Last week, the number of vertical rigs decreased by one to 361, compared to 362 the previous week. The number of directional rigs increased by eight compared to the previous week.
In the year to date, horizontal rigs are up 18%, or +207. Vertical rigs are down 16.
Types of rigs
According to Baker Hughes, a horizontal well is a directional well where the well surface isn’t situated directly above the reservoir that it targets. When the well’s inclination is more than 80 degrees from vertical, or when the lower part of the well runs parallel to the pay zone along the reservoir, it’s a horizontal well.
Horizontal wells increase the length of the well that’s exposed to the reservoir, which in turn increases production. In vertical drilling, a well goes straight down until it reaches the formation.
Horizontal rigs are sharply up
The number of horizontal rigs increased when large quantities of oil and gas in shale formations were discovered in the U.S. Oil companies combine horizontal drilling and hydraulic fracturing to access unconventional oil and gas formations and increase oil and natural gas production.
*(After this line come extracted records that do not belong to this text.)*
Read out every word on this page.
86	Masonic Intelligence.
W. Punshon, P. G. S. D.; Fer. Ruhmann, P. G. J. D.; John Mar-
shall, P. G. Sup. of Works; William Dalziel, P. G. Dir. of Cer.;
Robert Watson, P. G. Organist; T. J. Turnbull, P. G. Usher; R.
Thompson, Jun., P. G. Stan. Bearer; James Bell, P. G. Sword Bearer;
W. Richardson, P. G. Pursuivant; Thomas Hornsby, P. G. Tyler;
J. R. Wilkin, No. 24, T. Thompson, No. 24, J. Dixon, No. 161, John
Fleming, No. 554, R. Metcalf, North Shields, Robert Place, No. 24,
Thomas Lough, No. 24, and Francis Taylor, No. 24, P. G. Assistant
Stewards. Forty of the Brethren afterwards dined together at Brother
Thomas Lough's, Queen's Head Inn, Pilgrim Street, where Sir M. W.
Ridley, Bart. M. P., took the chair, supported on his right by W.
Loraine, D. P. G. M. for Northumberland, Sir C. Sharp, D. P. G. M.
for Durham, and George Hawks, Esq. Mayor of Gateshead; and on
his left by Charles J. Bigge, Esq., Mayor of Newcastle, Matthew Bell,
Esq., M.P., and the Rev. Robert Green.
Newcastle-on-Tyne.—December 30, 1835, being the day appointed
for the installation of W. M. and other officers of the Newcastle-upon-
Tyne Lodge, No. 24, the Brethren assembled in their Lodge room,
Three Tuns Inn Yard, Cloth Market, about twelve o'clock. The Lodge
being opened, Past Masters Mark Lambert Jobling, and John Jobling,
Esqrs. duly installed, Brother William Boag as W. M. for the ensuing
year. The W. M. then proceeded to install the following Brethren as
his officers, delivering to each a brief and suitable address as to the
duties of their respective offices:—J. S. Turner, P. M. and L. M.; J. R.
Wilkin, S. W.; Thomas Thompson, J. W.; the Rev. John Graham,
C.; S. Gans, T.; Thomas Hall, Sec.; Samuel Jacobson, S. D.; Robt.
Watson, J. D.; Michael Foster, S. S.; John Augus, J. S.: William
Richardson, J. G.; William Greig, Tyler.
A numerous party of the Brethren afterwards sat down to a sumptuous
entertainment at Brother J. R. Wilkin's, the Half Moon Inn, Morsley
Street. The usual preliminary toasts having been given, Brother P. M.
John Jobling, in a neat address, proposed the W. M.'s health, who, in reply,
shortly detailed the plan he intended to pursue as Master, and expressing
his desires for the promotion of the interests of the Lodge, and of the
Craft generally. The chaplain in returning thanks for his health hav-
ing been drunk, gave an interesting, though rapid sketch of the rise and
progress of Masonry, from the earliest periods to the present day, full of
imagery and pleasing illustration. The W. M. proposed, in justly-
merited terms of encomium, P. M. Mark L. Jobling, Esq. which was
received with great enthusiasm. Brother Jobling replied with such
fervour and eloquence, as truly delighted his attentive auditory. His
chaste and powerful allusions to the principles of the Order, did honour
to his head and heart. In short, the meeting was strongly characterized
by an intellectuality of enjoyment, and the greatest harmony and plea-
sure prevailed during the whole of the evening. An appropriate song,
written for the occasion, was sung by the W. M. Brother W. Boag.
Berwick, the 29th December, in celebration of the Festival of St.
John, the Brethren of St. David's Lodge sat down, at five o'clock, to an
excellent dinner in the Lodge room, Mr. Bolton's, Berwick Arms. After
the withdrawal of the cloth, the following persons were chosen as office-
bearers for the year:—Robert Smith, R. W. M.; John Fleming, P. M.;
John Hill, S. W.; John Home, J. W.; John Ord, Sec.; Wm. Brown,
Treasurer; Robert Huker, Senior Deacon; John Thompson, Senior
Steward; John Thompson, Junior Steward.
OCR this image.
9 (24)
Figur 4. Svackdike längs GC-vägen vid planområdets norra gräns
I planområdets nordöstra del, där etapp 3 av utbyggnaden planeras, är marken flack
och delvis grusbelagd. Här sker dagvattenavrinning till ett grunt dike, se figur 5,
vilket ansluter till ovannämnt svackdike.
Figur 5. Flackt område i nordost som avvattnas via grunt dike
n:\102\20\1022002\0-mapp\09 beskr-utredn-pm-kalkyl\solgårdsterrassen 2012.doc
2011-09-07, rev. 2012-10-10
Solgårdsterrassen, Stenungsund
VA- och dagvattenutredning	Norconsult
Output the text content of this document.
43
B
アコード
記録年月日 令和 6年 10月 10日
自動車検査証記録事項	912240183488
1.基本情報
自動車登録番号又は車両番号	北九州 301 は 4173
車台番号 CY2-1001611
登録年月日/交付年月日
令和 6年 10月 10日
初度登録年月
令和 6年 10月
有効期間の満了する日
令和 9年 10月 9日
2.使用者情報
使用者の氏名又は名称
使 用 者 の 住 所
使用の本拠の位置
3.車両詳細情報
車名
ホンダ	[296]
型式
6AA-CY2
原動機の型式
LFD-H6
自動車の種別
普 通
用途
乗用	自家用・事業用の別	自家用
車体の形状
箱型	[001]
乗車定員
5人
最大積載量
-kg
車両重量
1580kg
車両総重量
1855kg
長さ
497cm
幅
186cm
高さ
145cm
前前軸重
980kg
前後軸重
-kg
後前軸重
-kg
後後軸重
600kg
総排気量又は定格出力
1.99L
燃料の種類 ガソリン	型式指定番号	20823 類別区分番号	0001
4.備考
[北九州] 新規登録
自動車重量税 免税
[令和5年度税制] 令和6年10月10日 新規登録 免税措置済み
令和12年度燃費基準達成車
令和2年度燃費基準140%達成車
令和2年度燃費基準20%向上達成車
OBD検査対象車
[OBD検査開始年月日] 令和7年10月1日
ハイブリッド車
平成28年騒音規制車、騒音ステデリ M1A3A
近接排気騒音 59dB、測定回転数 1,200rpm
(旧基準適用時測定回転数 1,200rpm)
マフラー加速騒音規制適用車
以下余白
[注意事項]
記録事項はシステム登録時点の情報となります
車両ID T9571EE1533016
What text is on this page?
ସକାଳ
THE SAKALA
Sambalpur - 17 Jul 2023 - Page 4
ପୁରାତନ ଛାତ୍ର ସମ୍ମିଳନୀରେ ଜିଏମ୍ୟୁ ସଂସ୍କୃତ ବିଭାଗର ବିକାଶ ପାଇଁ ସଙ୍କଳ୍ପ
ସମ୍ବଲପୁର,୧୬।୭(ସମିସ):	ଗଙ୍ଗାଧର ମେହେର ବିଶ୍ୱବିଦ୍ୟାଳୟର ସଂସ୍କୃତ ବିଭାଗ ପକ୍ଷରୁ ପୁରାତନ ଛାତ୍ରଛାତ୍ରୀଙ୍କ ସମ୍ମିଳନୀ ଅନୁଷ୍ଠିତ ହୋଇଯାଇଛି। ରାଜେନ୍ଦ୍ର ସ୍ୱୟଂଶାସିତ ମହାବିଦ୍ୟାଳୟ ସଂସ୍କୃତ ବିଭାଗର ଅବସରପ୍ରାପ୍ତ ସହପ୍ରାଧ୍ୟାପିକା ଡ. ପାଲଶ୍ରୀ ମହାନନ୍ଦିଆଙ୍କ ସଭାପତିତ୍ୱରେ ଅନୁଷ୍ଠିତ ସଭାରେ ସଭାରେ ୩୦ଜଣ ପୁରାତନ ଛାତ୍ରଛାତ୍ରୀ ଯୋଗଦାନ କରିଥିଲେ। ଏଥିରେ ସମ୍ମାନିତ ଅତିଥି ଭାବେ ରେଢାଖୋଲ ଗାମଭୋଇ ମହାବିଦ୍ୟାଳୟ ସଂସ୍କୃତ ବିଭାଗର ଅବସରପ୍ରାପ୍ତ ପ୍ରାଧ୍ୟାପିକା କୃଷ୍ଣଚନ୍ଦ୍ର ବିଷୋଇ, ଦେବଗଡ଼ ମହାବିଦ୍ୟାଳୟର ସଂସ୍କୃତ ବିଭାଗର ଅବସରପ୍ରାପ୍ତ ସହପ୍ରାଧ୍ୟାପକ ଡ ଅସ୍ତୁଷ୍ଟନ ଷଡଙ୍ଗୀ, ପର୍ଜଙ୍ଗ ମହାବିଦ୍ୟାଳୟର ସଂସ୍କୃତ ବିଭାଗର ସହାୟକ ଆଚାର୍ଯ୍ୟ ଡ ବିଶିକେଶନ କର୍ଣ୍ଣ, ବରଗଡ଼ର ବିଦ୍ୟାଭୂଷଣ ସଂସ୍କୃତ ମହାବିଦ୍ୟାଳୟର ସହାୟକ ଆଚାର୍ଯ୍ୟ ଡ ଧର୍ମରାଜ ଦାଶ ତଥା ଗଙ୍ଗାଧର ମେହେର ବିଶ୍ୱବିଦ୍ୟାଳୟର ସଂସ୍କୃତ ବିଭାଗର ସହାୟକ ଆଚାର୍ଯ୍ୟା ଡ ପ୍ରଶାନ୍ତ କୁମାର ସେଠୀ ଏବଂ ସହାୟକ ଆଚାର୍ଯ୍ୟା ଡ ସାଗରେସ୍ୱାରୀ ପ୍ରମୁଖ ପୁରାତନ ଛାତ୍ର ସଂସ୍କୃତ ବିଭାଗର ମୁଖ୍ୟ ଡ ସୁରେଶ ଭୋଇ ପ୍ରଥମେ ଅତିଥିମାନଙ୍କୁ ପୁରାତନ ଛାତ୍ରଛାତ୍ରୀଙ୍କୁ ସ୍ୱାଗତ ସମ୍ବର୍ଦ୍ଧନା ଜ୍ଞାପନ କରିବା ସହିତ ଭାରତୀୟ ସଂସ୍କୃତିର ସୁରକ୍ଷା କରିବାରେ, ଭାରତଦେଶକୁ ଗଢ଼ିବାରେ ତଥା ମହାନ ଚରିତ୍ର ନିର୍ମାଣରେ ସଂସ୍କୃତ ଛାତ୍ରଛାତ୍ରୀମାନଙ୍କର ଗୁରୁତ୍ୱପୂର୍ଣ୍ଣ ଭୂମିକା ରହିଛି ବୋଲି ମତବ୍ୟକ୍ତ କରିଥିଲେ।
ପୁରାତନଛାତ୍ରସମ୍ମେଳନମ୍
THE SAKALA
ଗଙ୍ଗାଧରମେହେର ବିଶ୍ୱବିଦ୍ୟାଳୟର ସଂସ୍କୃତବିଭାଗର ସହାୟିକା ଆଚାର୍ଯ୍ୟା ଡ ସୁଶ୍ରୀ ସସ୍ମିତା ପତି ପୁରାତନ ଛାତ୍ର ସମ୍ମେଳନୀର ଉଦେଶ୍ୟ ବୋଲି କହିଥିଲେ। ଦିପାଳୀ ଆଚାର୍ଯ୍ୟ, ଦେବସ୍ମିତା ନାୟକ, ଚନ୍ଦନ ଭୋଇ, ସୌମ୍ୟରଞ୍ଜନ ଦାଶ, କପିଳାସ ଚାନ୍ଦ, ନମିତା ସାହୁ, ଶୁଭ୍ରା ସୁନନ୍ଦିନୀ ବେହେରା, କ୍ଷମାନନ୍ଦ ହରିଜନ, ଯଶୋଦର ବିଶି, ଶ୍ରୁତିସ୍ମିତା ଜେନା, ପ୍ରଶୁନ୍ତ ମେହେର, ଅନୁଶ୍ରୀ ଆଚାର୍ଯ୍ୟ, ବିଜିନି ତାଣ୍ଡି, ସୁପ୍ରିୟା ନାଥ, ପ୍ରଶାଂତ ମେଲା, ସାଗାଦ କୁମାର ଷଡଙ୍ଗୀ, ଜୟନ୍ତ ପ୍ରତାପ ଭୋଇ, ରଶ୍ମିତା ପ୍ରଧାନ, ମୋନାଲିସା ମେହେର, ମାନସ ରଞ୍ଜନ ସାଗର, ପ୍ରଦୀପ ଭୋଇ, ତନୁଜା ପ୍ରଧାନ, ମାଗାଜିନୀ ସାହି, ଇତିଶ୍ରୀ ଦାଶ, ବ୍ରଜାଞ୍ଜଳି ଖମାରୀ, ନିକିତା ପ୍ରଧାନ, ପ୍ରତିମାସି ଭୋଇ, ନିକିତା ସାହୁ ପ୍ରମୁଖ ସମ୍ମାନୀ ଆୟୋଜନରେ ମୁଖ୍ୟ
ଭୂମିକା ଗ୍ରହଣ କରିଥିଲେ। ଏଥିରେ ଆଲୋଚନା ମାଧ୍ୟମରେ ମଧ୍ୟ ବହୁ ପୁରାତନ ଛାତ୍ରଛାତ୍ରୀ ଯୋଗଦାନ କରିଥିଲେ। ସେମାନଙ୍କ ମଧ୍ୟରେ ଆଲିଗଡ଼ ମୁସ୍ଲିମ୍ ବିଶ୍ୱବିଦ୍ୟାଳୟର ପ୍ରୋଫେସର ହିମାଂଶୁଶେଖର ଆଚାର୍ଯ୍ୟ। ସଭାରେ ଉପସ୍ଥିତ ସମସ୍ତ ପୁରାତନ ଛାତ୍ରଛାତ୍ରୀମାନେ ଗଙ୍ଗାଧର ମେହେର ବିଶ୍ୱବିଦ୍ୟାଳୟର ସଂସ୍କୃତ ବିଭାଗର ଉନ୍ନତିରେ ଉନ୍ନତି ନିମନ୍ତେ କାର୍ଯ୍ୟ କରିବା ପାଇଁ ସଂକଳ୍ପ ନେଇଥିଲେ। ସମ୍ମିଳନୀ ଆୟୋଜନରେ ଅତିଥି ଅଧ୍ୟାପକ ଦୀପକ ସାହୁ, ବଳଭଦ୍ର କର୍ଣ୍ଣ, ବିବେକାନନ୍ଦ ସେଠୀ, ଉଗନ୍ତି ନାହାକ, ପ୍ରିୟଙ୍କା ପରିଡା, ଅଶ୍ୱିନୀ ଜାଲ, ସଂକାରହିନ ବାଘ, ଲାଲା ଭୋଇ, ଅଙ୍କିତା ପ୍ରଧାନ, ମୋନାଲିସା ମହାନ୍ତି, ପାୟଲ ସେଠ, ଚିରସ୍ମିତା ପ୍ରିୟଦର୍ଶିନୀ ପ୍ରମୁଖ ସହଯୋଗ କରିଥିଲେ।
By the end of September 2014, the number of horizontal rigs increased by ~300%, compared to in January 2007. During the same period, the number of vertical rigs decreased by ~62%. Vertical rigs are on a long-term declining trend.
Key stocks and ETFs
Rig counts also gauge oilfield service companies’ upstream activity. Oilfield service companies include Halliburton Company (HAL) and Baker Hughes (BHI). These companies are part of the VanEck Vectors Oil Services ETF (OIH).